In the hours after the September 11 attacks, I was furious. I wanted revenge — and if the pursuit of that resulted in some measure of justice, so be it. But justice was not the first thing on my mind.
We still don’t know who was responsible for the attacks in Boston, but it strikes a sickly familiar chord. Only this time around I feel more sadness than anger. (And I don’t feel like writing about writing or communications or related topics this morning.)
Maybe it’s because I’m older. Maybe because after more than a decade of this we are all just war-weary. I am, at least. Some still seem caught up in fury — I’m not sure where they get the energy for that particular emotion.
We declared and waged a war on terror, and so much violence has occurred as a result. We’ve achieved justice in some cases and sometimes we’ve committed grievous errors.
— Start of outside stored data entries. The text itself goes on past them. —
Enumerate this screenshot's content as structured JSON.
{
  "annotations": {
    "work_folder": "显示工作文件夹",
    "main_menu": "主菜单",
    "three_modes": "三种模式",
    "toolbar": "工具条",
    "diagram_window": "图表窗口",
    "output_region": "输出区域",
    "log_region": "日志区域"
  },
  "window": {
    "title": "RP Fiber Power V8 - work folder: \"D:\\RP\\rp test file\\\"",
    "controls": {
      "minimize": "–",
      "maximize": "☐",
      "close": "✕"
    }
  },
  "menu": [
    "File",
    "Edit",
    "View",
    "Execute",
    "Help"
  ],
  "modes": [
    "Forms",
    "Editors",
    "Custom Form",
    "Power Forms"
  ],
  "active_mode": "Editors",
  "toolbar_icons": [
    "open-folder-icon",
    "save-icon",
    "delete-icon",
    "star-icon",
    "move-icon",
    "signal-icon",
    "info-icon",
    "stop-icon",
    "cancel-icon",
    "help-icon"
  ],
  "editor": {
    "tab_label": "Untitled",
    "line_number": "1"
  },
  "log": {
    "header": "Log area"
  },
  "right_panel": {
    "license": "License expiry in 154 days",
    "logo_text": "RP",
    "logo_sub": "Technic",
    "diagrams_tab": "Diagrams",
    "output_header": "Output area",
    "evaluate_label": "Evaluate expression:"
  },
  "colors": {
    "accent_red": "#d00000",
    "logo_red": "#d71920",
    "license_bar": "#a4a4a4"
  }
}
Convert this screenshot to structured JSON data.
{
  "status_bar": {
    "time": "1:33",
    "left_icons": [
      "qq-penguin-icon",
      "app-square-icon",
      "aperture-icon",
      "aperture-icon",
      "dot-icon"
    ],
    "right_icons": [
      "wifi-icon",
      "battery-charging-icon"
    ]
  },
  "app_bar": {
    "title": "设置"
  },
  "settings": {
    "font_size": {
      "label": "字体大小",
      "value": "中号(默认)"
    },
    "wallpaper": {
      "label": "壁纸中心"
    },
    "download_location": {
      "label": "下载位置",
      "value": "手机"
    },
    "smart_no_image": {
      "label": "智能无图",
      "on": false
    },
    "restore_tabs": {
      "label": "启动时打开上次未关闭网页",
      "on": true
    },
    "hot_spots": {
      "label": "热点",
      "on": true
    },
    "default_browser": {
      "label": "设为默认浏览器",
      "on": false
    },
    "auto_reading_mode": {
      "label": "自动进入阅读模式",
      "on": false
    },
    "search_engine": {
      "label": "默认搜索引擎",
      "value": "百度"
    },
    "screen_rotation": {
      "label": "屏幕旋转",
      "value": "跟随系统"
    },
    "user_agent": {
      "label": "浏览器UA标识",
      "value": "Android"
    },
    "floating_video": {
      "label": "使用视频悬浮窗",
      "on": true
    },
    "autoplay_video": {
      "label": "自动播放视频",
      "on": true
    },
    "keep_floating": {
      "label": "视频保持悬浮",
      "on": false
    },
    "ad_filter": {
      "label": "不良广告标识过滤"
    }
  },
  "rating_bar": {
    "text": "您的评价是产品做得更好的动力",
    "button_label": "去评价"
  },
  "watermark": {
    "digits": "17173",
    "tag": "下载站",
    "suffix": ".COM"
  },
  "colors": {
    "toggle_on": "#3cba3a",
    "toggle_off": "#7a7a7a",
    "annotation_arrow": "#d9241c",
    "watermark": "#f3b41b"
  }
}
I’m saddened by it all.
So much blood has been spilled, and yet relatively little on our own shores — and most of that by our own hand and for reasons that have nothing to do with politics.
I (and others, I’m sure) expected a lot more violence here. In the months after September 11, I just assumed we were relegated to a life where shopping mall, hotel and restaurant bombings would be a sad, inevitable part of our daily life. That never happened and I still can’t quite believe it. (Though, of course, random gun violence has become a part of the fabric.)
So for that reason I wasn’t shocked by yesterday’s bombing. It was still terrible to see, especially in mesmerizing and endless television replay. And I’m saddened, of course — for the people, for the city of Boston, for our country.
But I’m not fearful and I’m not angry. Whoever was behind this, whether domestic or foreign, will be revealed and maybe caught. Justice, or the satisfaction that’s supposed to come with it, will probably be elusive as always.
And we will all move on and carry on and we will be all right.